‘The Raid: Redemption’ Showcases Martial Arts Action and Hallways

It’s early morning. A clock is ticking. As rookie police officer Rama (Iko Uwais) prepares for his day, he goes through the usual action-movie-montagey steps: he does pull-ups, hits a heavy bag, and practices the precise moves of the Indonesian martial arts style pencak silat. He kisses his pretty pregnant wife goodbye. And he prays to Allah.

Rama’s Muslim faith is incidental to the plot of The Raid: Redemption (Serbuan maut), which focuses intently on the pow-pow combat between his Jakarta SWAT team and the horde of craven killers they unearth during a raid on a 15-story apartment building.

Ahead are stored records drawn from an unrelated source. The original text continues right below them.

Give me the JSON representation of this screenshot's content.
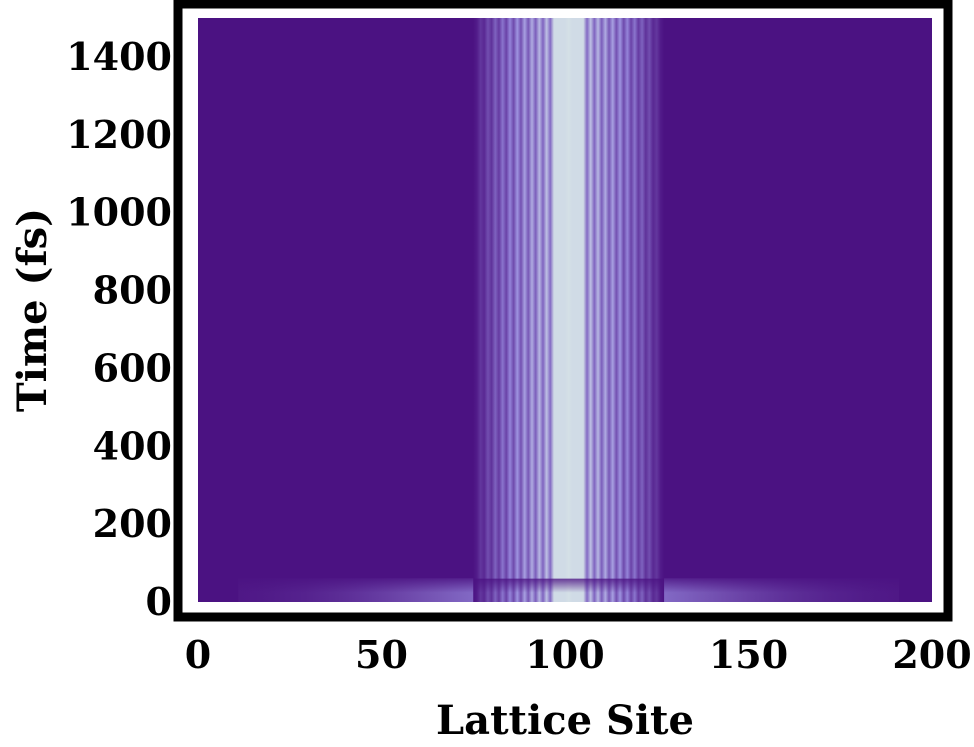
{
  "chart_data": {
    "type": "heatmap",
    "title": "",
    "xlabel": "Lattice Site",
    "ylabel": "Time (fs)",
    "xlim": [
      0,
      200
    ],
    "ylim": [
      0,
      1500
    ],
    "x_ticks": [
      0,
      50,
      100,
      150,
      200
    ],
    "y_ticks": [
      0,
      200,
      400,
      600,
      800,
      1000,
      1200,
      1400
    ],
    "grid": false,
    "legend": "none",
    "colors": {
      "low": "#4b1282",
      "mid": "#9a8ee0",
      "high": "#d4e0e6",
      "frame": "#000000"
    },
    "description_of_field": {
      "lattice_sites": 200,
      "center_site": 101,
      "stripe_half_width_sites": 26,
      "initial_spread_half_width_sites": 90,
      "initial_transient_end_fs": 60
    }
  }
}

At the same Rama’s faith makes him like and unlike those American action-movie cops who keep Bibles on their night tables: he’s introduced with a sign of where he’s from, a sign that shapes your understanding of the grand heroics he’s about to perform.

These heroics are generic, of course. Following his early morning rituals, Rama and his team ride over to the building in a police van, weapons ready and jaws set. Their target is the brutal crime boss Tama (Ray Sahetapy), “something of a legend in the underworld,” and his building has been a “no-go zone for police.” While it might occur to you to wonder — and know — why the raid is ordered now, the cops themselves plunge ahead, apparently oblivious to the corruption in their midst. And by the way, they might keep their eyes open for Tama’s significantly named enforcer Mad Dog (Yayan Ruhian) and his equally dangerous tactician Andi (Doni Alamsyah).

Thus instructed, the police, led by Lt. Wahyu (Pierre Gruno), enter the premises. For a minute, they remain undetected, making their way toward a drug lab where they think they’ll find a hostage and gain access to Tama. The plan pretty much immediately implodes when the inevitable surveillance cameras reveal their whereabouts. The bad guys are more than prepared for the raid, pummeling the invaders with what seems monumental firepower.

Listening to the gunfire and explosions in other parts of the building, cops crouched in shadows begin to look around at one another. Asked “Who else knows we’re here?”, Wahyu doesn’t have an answer: he hasn’t informed his superiors what he’s up to. And with that bad news, the situation deteriorates yet again: Tama promises tenants lifelong free rent for killing the invaders, and these tenants emerge from their apartments with guns and machetes and very mean faces, the fates of the cops are all but sealed.

It hardly matters that you can guess at who’s going to die and who’s allied with whom — and who will betray those same alliances. You’re not watching The Raid: Redemption to dig into characters’ relationships or decipher complex histories. You’re here to see shooting and kicking, neck snapping and back breaking, flips and falls, as well as a series of brilliantly choreographed battles. These are rendered in terrific long takes, as well as carefully edited combinations of surveillance footage and speedy but still legible handheld camerawork, showing perspectives of prey as well as predators.

It’s soon revealed that Rama and Mad Dog are well matched with regard to taking on whole squads of opponents, and so their fights on different floors both mirror one another and lead them towards each other. To its credit, the film makes clever videogamey use of the apartment building’s architecture to exacerbate and prolong this encounter: the players proceed from room to room, crashing through doors or floors, peering around corners and (in a remarkably tense and admirably weird scene) hiding behind walls. Here, the space matters, beyond providing hallways to run down or balconies to climb, tables to smash and windows to shatter. As the foes scheme and scope, they can also hear the ruckuses on other floors, helpful whether they’re hiding out or hurtling into a next round with a next adversary.

This brutal rondelay makes clear that the fighting per se — whenever, wherever, involving whomever — is the movie’s primary interest. If Rama is a standard moral center, the guy who makes the right (not cowardly, not crooked) decisions and can make them work out. He’s handsome and quietly charismatic, the bloody cuts on his only enhancing his striking cheekbones. And he’s Muslim too. He’s not conflicted about his faith, he’s built on it. According to director Gareth Huw Evans, “It’s just there, it’s a part of his character, and it’s a part of his everyday life — and he’s the hero of the film.”

Even as Evans and Uwais are planning two more films in a proposed trilogy, Screen Gems, a subsidiary of Raid‘s American distributor, Sony, is negotiating for the rights to remake the film. We can only guess at how the generic heroics will be changed.